New Interview with Rupert Grint Details His Relationship with His Brother, and His Ice Cream VanGrint
In a new interview, Rupert Grint discusses his relationship with his younger brother James, who is a rally driver, and of course, his infamous ice cream van:
'I tend to avoid July and August, but the rest of the year I’ll drive around the local villages and if I see some kids looking like they’re in need of ice creams, I’ll pull over and dish them out for free. They’ll say, “Ain’t you Ron Weasley?” And I’ll say, “It’s strange, I get asked that a lot.”
‘The van often comes in useful. I drove it up to the set on the last day of filming on Harry Potter. The cast and crew were having a barbecue and I supplied the lollies and ice creams.

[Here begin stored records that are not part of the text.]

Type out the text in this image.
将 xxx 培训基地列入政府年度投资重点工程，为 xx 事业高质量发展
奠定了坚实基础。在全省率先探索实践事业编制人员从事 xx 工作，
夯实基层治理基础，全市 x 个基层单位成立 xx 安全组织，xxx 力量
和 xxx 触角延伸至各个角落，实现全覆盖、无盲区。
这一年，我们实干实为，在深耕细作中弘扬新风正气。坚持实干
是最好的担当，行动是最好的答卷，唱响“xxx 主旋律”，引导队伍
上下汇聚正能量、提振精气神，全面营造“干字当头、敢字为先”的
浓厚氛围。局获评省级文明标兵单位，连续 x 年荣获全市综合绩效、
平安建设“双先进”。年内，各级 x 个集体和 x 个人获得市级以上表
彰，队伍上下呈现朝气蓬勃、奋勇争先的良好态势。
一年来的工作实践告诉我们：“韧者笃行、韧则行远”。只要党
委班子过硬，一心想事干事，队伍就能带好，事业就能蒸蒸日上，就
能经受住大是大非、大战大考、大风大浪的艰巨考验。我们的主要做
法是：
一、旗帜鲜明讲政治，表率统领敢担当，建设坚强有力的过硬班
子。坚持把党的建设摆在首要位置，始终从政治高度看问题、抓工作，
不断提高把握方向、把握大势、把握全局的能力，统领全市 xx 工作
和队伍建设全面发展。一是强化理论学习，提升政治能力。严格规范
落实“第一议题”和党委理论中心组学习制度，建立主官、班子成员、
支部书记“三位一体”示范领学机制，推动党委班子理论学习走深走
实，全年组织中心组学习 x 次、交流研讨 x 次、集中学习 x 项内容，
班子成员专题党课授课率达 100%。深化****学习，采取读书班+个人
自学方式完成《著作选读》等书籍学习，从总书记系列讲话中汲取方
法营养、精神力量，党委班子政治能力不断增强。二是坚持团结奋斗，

‘James and I grew up with a love for cars and a love for racing. We started with scooters, then moved on to go-karts and quad bikes. James will claim that he always won. I remember it differently.

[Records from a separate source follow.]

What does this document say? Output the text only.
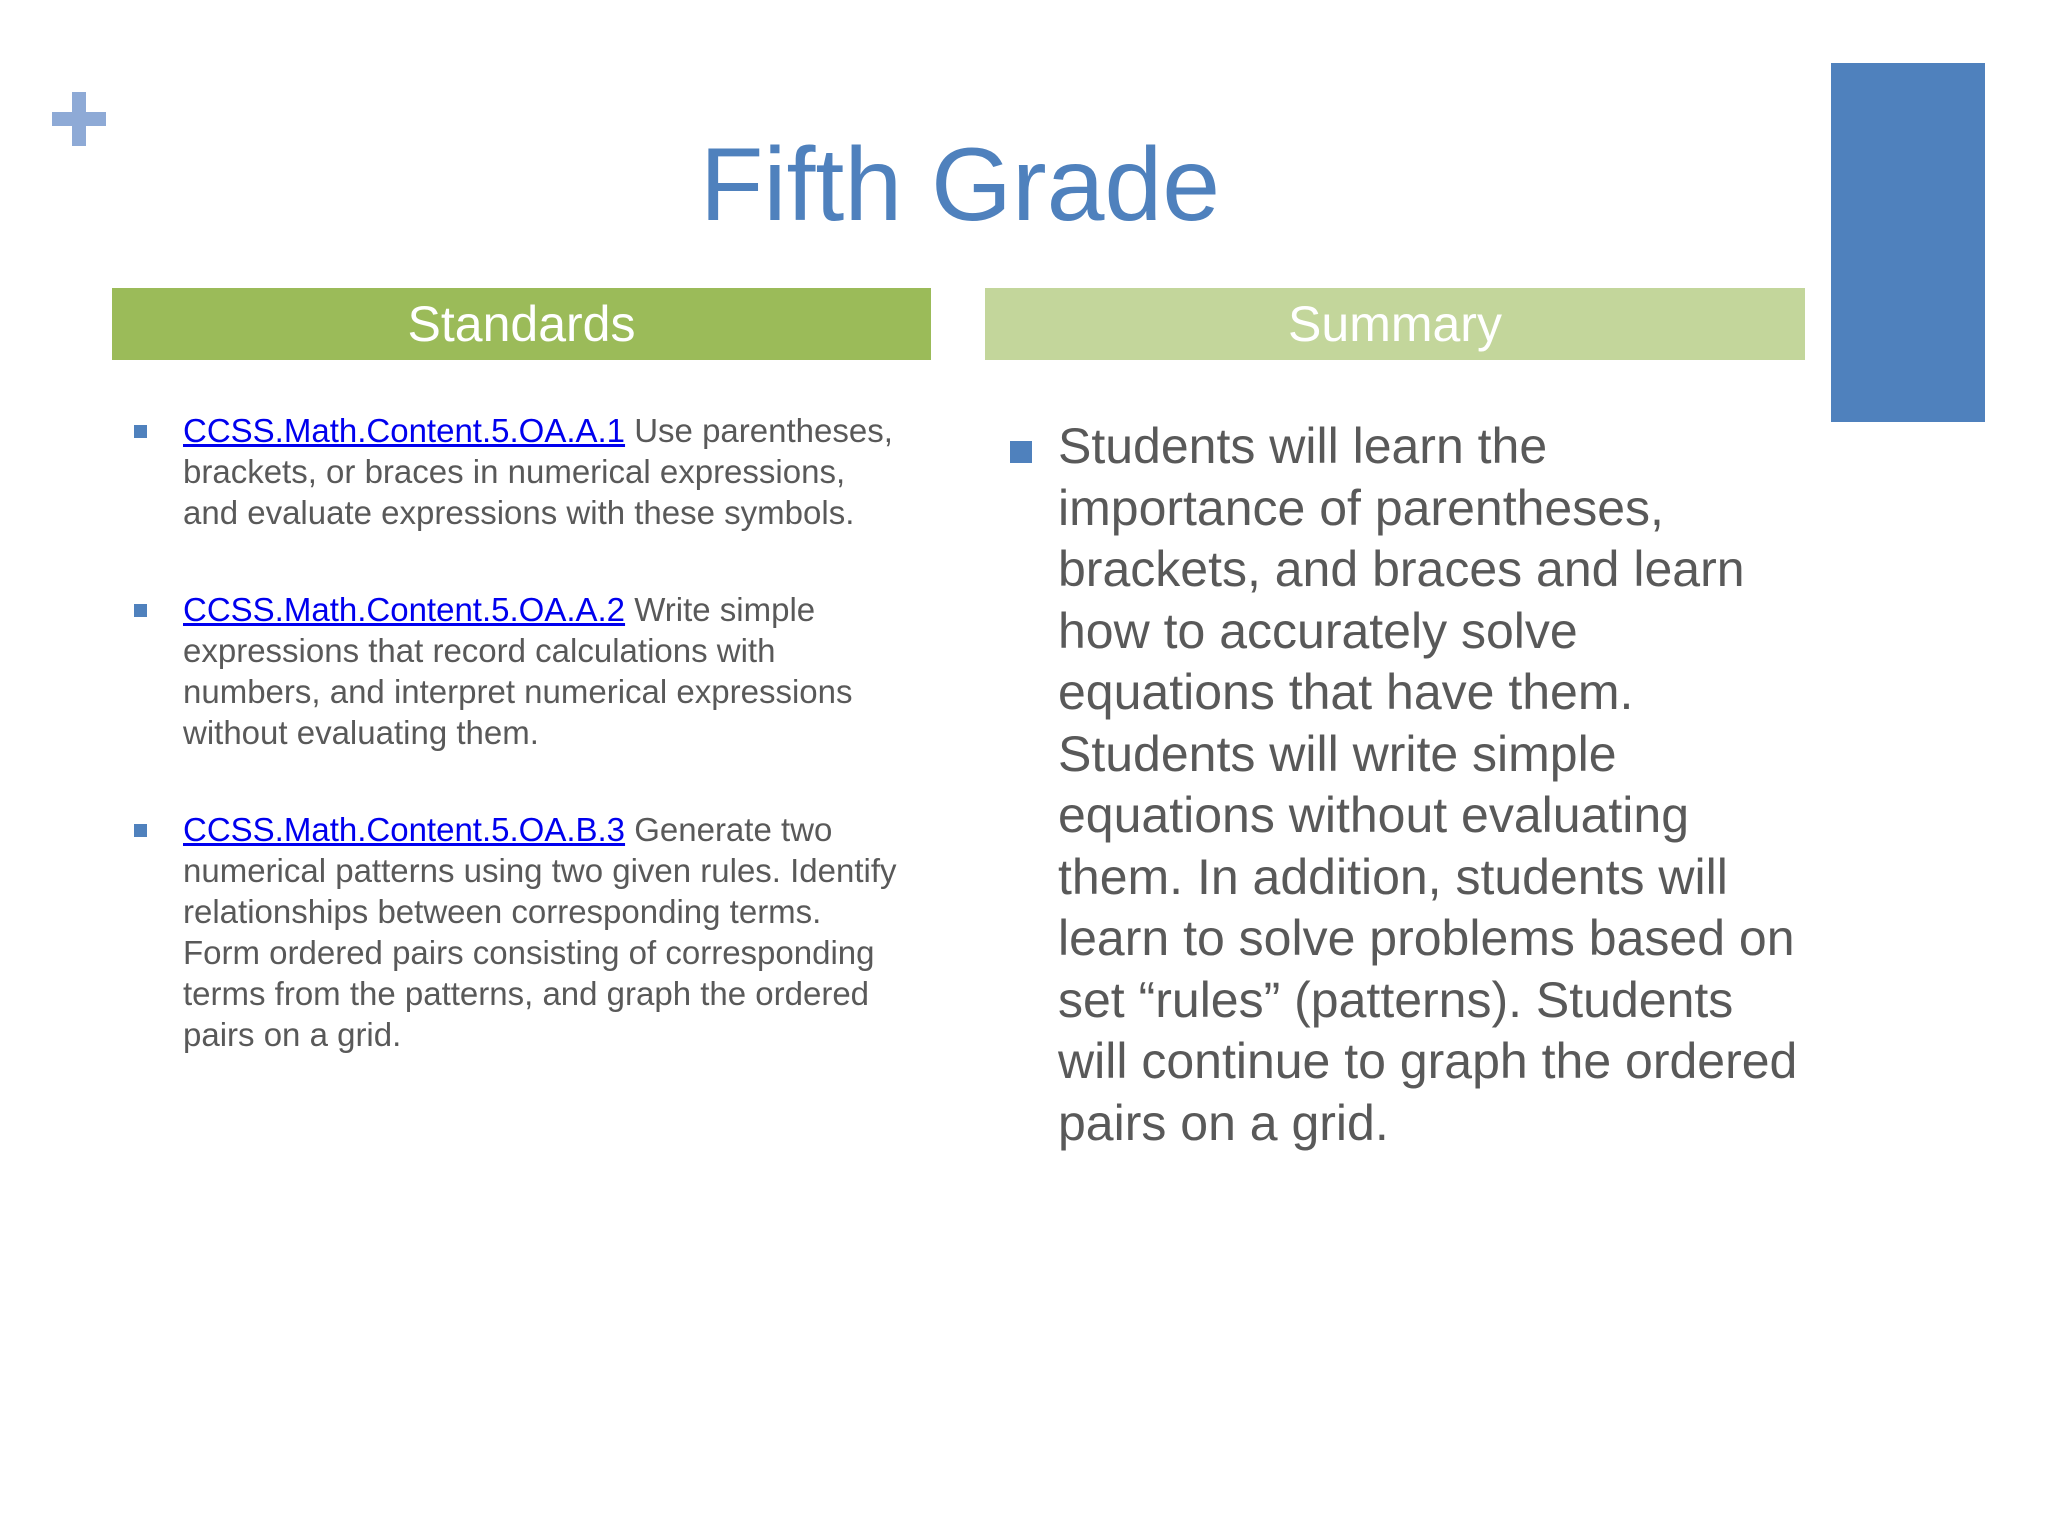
Fifth Grade
Standards	Summary
CCSS.Math.Content.5.OA.A.1 Use parentheses, brackets, or braces in numerical expressions, and evaluate expressions with these symbols.
CCSS.Math.Content.5.OA.A.2 Write simple expressions that record calculations with numbers, and interpret numerical expressions without evaluating them.
CCSS.Math.Content.5.OA.B.3 Generate two numerical patterns using two given rules. Identify relationships between corresponding terms. Form ordered pairs consisting of corresponding terms from the patterns, and graph the ordered pairs on a grid.
Students will learn the importance of parentheses, brackets, and braces and learn how to accurately solve equations that have them. Students will write simple equations without evaluating them. In addition, students will learn to solve problems based on set “rules” (patterns). Students will continue to graph the ordered pairs on a grid.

‘He has a daredevil instinct that I lack. He will try pretty much anything, regardless of the physical risk. He would always be coming up with crazy stunts. One time, he built these long ramps and decided to jump over my grandad on a mountain bike. Thankfully, he made a clean jump. If he’d landed on Grandad, it wouldn’t have been a pretty sight.’James Grint discusses his relationship with his brother and his love of rallying:
I’ve never looked at Rupert’s success and thought, “That could have been me.” I could never have been an actor. By the time Rupert’s career was taking off, I’d already made up my mind that I wanted to be a racing driver. If anything, Rupert’s success spurred me on to excel in my own field.
‘People would always be asking me what it was like to have a famous brother. I didn’t think of him as famous. And he never got too big for his boots. I’d have been the first to tell him if he did. At first everyone knew me as Rupert Grint’s brother. Then I had to carve out an identity for myself, which I did by being good at sports.
‘What I love about rallying is that it’s all- encompassing. You need to be a master of every surface – Tarmac, gravel, snow and ice. Rallying is regarded as the poor cousin to Formula 1 but I think there’s every chance that could change in the coming years. I’d like to be at the forefront of that.’